Opposition leader Alassane Ouattara was named winner of Ivory Coast’s violence-marred presidential election yesterday, but authorities close to incumbent Laurent as Gbagbo branded the result invalid.

World powers sharpened their warnings to the country’s leaders to settle the dispute peacefully as the electoral commission declared Mr Ouattara the winner but was slapped down by the state’s Constitutional Council, the final arbiter of the results.

Bloodshed erupted ahead of the announcement when security forces shot dead eight people at a local headquarters of Mr Ouattara’s RDR party in a largely pro-Gbagbo district of Abidjan, witnesses said.
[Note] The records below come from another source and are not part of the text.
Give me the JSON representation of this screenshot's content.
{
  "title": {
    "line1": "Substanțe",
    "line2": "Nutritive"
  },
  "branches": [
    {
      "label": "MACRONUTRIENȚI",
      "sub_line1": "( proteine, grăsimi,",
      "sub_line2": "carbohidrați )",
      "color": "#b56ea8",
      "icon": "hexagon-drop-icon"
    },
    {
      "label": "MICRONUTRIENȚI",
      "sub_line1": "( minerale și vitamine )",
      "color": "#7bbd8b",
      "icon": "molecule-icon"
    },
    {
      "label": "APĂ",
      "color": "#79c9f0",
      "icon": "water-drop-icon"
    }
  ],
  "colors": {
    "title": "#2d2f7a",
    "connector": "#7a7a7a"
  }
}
Amid the tension and bloodshed the commission broke its silence, saying Mr Ouattara, a former IMF executive and bitter rival of the President, won 54 per cent of the vote and Mr Gbagbo, who has been in power for a decade, 46 per cent.

But top Gbagbo ally Paul Yao N’Dre, the head of the Constitutional Council promptly appeared on state television to declare them invalid.

The commission “missed its deadline for giving provisional results” by midnight Wednesday, he said. “From that moment, the CEI is not in a position to announce anything.”

Mr Ouattara called on his “brother” Gbagbo to accept the result, promising to form a unity government and “bring together the nation in the values of peace, forgiveness, reconciliation and union.”

After an emergency meeting yesterday, the UN Security Council warned it would take “appropriate measures” – a veiled threat of sanctions – against anyone who obstructs the election process.

Chaotic scenes prevented results being announced on Tuesday amid accusations of cheating by both sides, though the United Nations mission said the election was sound overall.

The polls aimed to end a decade of instability in the world’s top cocoa producer but were marred by violence, with at least seven people killed ahead of the vote on Sunday. The army confirmed Wednesday night’s incident in a statement, but said it erupted when an army patrol had come under fire. Soldiers returned fire, killing four people, it said.

Witnesses and a police source said that eight people were killed, and around 15 bleeding and moaning victims of the attack were recovering in an Abidjan hospital yesterday.

“When the gendarmes arrived, they encircled the headquarters and started firing wildly,” said one of the wounded, Amidou Traore.

“They shot me in the foot and knocked me down with the butts of their Kalashnikovs,” he said.

An official of Gbagbo’s FPI party, Lazare Zaba Zadi, said meanwhile that two people were injured and a vehicle set alight in an attack on one of its offices nearby.